Aubrey was beginning to feel he had strayed somehow into a madhouse, but he kept a courteous smile upon his face. “And you are? Somehow I never asked your name.”
Again, that curious, brief smile touched her mouth and was gone. “I am called Lilith,” she said. “What are we to call you?”
“Aubrey, of course.”
“Very well, Aubrey of course, I will ask Arachne to prepare a room for you. It will not be much improved over the rest of the house, though, I warn you. But you will not care about that. You have come to study.”
He was not sure if he heard mockery in her voice, and if so, why she should mock him, but he replied at once, “Yes, that is true. A roof and a bed are all I ask for.”
“How fortunate.”
Arachne did indeed show him to his room, scuttling along before him down a dark and dusty hallway with her head bent to mute the sound of her incessant muttering. The chamber she left him in might not have been cleaned since the day the stones of the house were first piled together. Aubrey actually felt the grit of dirt through the soles of his boots as he walked across the floor to his bed. This was a huge, sagging affair covered with a patched and rotting feather quilt; strips of frayed silk hung from the four fat posters which had once supported a canopy. A delicate border of light showed around one solid wood shutter, but none of Aubrey's energetic pounding could get the lock to yield and the window to open. If the room offered any other amenities, he could not see well enough to discover them.

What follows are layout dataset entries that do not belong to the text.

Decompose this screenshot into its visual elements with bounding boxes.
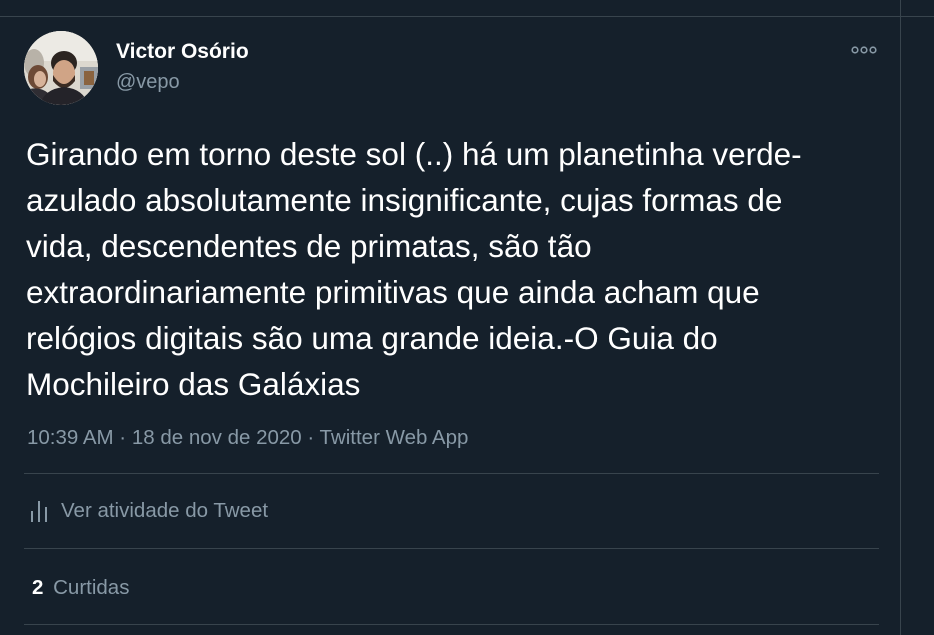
top-divider [0,16,934,17]
likes-divider [24,624,879,625]
author-name[interactable]: Victor Osório [116,40,249,64]
likes-stat[interactable]: 2 Curtidas [32,576,129,600]
meta-divider [24,473,879,474]
likes-label: Curtidas [53,576,130,599]
author-handle[interactable]: @vepo [116,71,180,94]
view-activity-label: Ver atividade do Tweet [61,499,269,522]
view-activity-button[interactable]: Ver atividade do Tweet [30,499,268,523]
avatar[interactable] [24,31,98,105]
likes-count: 2 [32,576,44,599]
tweet-text: Girando em torno deste sol (..) há um pl… [26,136,802,402]
more-options-button[interactable] [848,38,880,62]
tweet-meta[interactable]: 10:39 AM · 18 de nov de 2020 · Twitter W… [27,426,468,450]
more-dots-icon [851,46,877,54]
activity-divider [24,548,879,549]
column-border [900,0,901,635]
bar-chart-icon [31,501,47,522]
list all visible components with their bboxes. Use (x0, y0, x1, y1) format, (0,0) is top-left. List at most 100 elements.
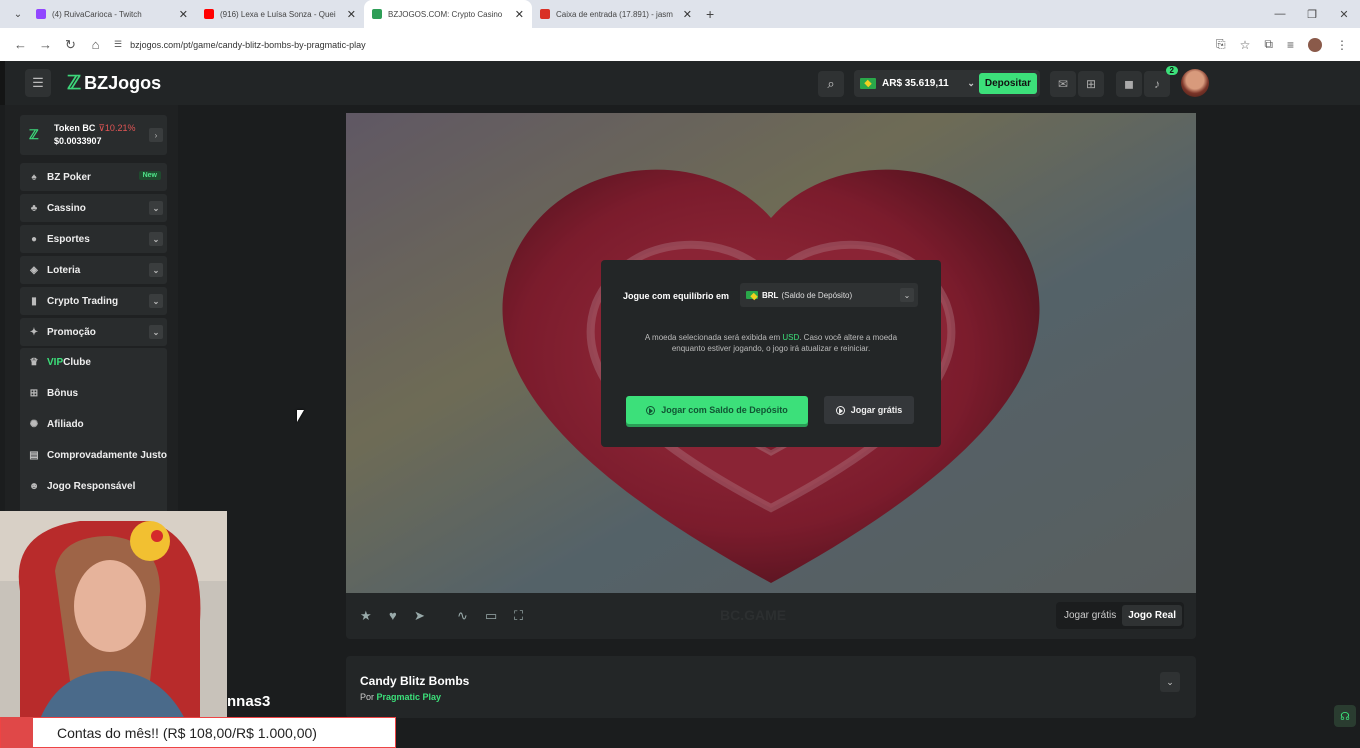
chevron-down-icon[interactable]: ⌄ (149, 263, 163, 277)
close-window-icon[interactable]: ✕ (1328, 8, 1360, 21)
sidebar-item-label: Afiliado (47, 418, 84, 430)
chart-icon: ▮ (31, 295, 37, 307)
close-tab-icon[interactable]: ✕ (683, 8, 692, 21)
address-bar-row: ← → ↻ ⌂ ☰ bzjogos.com/pt/game/candy-blit… (0, 28, 1360, 61)
bzjogos-favicon-icon (372, 9, 382, 19)
support-headset-icon[interactable]: ☊ (1334, 705, 1356, 727)
notification-count-badge: 2 (1165, 66, 1178, 75)
fair-icon: ▤ (29, 449, 39, 461)
user-avatar[interactable] (1181, 69, 1209, 97)
responsible-icon: ☻ (28, 480, 40, 492)
sidebar-item-label: Comprovadamente Justo (46, 449, 167, 461)
chat-icon[interactable]: ◼ (1116, 71, 1142, 97)
sidebar-item-label: Jogo Responsável (47, 480, 136, 492)
logo[interactable]: ℤ BZJogos (67, 72, 161, 95)
sidebar-item-bz-poker[interactable]: ♠ BZ Poker New (20, 163, 167, 191)
play-icon (646, 405, 656, 415)
chevron-down-icon[interactable]: ⌄ (149, 325, 163, 339)
menu-toggle-icon[interactable]: ☰ (25, 69, 51, 97)
home-icon[interactable]: ⌂ (83, 37, 108, 52)
restore-icon[interactable]: ❐ (1296, 8, 1328, 21)
sidebar-item-label: Promoção (47, 326, 96, 338)
sidebar-item-bonus[interactable]: ⊞ Bônus (20, 379, 167, 407)
site-info-icon[interactable]: ☰ (114, 39, 122, 50)
browser-tab-active[interactable]: BZJOGOS.COM: Crypto Casino ✕ (364, 0, 532, 28)
expand-chevron-icon[interactable]: ⌄ (1160, 672, 1180, 692)
new-tab-icon[interactable]: + (706, 6, 714, 22)
back-icon[interactable]: ← (8, 37, 33, 52)
tab-search-chevron-icon[interactable]: ⌄ (8, 4, 28, 24)
fullscreen-icon[interactable]: ⛶ (514, 608, 523, 624)
stats-icon[interactable]: ∿ (457, 608, 468, 624)
affiliate-icon: ✺ (29, 418, 39, 430)
modal-title: Jogue com equilíbrio em (623, 291, 730, 301)
deposit-button[interactable]: Depositar (978, 73, 1037, 94)
sidebar-item-vip-clube[interactable]: ♛ VIP Clube (20, 348, 167, 376)
webcam-overlay (0, 511, 227, 719)
close-tab-icon[interactable]: ✕ (515, 8, 524, 21)
install-app-icon[interactable]: ⎘ (1216, 37, 1226, 52)
site-page: ☰ ℤ BZJogos ⌕ AR$ 35.619,11 ⌄ Depositar … (0, 61, 1360, 748)
minimize-icon[interactable]: — (1264, 8, 1296, 20)
sports-icon: ● (30, 233, 38, 245)
close-tab-icon[interactable]: ✕ (347, 8, 356, 21)
browser-tab[interactable]: (916) Lexa e Luísa Sonza - Quei ✕ (196, 0, 364, 28)
window-controls: — ❐ ✕ (1264, 0, 1360, 28)
provider-prefix: Por (360, 692, 377, 702)
theater-mode-icon[interactable]: ▭ (485, 608, 497, 624)
currency-select[interactable]: BRL (Saldo de Depósito) ⌄ (740, 283, 918, 307)
toggle-play-free[interactable]: Jogar grátis (1058, 605, 1122, 626)
notification-bell-icon[interactable]: ♪ 2 (1144, 66, 1178, 97)
forward-icon[interactable]: → (33, 37, 58, 52)
chevron-down-icon[interactable]: ⌄ (149, 201, 163, 215)
sidebar-item-label: Loteria (47, 264, 81, 276)
url-field[interactable]: ☰ bzjogos.com/pt/game/candy-blitz-bombs-… (114, 39, 1216, 50)
url-text: bzjogos.com/pt/game/candy-blitz-bombs-by… (130, 39, 366, 50)
casino-icon: ♣ (30, 202, 38, 214)
browser-menu-icon[interactable]: ⋮ (1336, 38, 1348, 52)
streamer-webcam-image (0, 511, 227, 719)
play-free-button[interactable]: Jogar grátis (824, 396, 914, 424)
sidebar-item-jogo-responsavel[interactable]: ☻ Jogo Responsável (20, 472, 167, 500)
notice-text-a: A moeda selecionada será exibida em (644, 333, 783, 342)
media-icon[interactable]: ≡ (1287, 38, 1294, 52)
sidebar-item-esportes[interactable]: ● Esportes ⌄ (20, 225, 167, 253)
bookmark-star-icon[interactable]: ☆ (1240, 38, 1251, 52)
gift-icon[interactable]: ⊞ (1078, 71, 1104, 97)
chevron-down-icon[interactable]: ⌄ (149, 232, 163, 246)
provider-link[interactable]: Pragmatic Play (377, 692, 442, 702)
close-tab-icon[interactable]: ✕ (179, 8, 188, 21)
play-with-deposit-button[interactable]: Jogar com Saldo de Depósito (626, 396, 808, 424)
sidebar-item-comprovadamente-justo[interactable]: ▤ Comprovadamente Justo (20, 441, 167, 469)
reload-icon[interactable]: ↻ (58, 37, 83, 53)
chevron-down-icon[interactable]: ⌄ (967, 78, 975, 89)
youtube-favicon-icon (204, 9, 214, 19)
play-mode-toggle: Jogar grátis Jogo Real (1055, 602, 1184, 629)
sidebar-item-afiliado[interactable]: ✺ Afiliado (20, 410, 167, 438)
token-bc-card[interactable]: ℤ Token BC ⊽10.21% $0.0033907 › (20, 115, 167, 155)
share-send-icon[interactable]: ➤ (414, 608, 425, 624)
mail-icon[interactable]: ✉ (1050, 71, 1076, 97)
profile-avatar[interactable] (1308, 37, 1322, 52)
extensions-icon[interactable]: ⧉ (1264, 37, 1273, 52)
balance-selector[interactable]: AR$ 35.619,11 ⌄ Depositar (854, 70, 1040, 97)
toggle-play-real[interactable]: Jogo Real (1122, 605, 1182, 626)
favorite-star-icon[interactable]: ★ (360, 608, 372, 624)
tab-title: BZJOGOS.COM: Crypto Casino (388, 9, 503, 19)
browser-tab[interactable]: (4) RuivaCarioca - Twitch ✕ (28, 0, 196, 28)
sidebar-item-cassino[interactable]: ♣ Cassino ⌄ (20, 194, 167, 222)
chevron-down-icon[interactable]: ⌄ (149, 294, 163, 308)
search-icon[interactable]: ⌕ (818, 71, 844, 97)
chevron-down-icon[interactable]: ⌄ (900, 288, 914, 302)
sidebar-item-crypto-trading[interactable]: ▮ Crypto Trading ⌄ (20, 287, 167, 315)
tab-title: (4) RuivaCarioca - Twitch (52, 9, 142, 19)
like-heart-icon[interactable]: ♥ (389, 608, 397, 623)
browser-tab[interactable]: Caixa de entrada (17.891) - jasm ✕ (532, 0, 700, 28)
token-name: Token BC (54, 123, 96, 133)
notice-usd: USD (782, 333, 800, 342)
chevron-right-icon[interactable]: › (149, 128, 163, 142)
vip-label: VIP (47, 356, 64, 368)
sidebar-item-loteria[interactable]: ◈ Loteria ⌄ (20, 256, 167, 284)
tab-title: (916) Lexa e Luísa Sonza - Quei (220, 9, 336, 19)
sidebar-item-promocao[interactable]: ✦ Promoção ⌄ (20, 318, 167, 346)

“A strange and wonderful place this is!” he murmured to himself, as he stood in the middle of the shadowy room. He did not know whether to laugh and stay, or despair and make good his escape. “How much of this did Cyril know, I wonder? What a motley collection of disreputable souls are gathered under this dilapidated roof! Can it be any better when Glyrenden returns? And will I have stayed long enough to find out?”
The next day, however, Aubrey woke to find he could not leave if he would. The previous evening's dinner had almost decided him against staying even one night in this house, so bizarre and uncomfortable was it. The food was not unpleasant, but entirely unrecognizable as any stew he had ever tasted. Arachne served it to them, nearly running around the table in her haste to ladle out all the portions at once, but she did not sit down and join the others. Orion immediately lowered his head over his plate and began to shovel spoonfuls into his mouth without speaking one word, eating huge quantities of the foreign stew before the meal was over. Lilith ate sparingly and very daintily, mostly nibbling on apples and bread and drinking from a large goblet of water. Aubrey ate without examining his plate too closely, and made a few desultory attempts at conversation before surrendering to a silence too immense for even his social skills.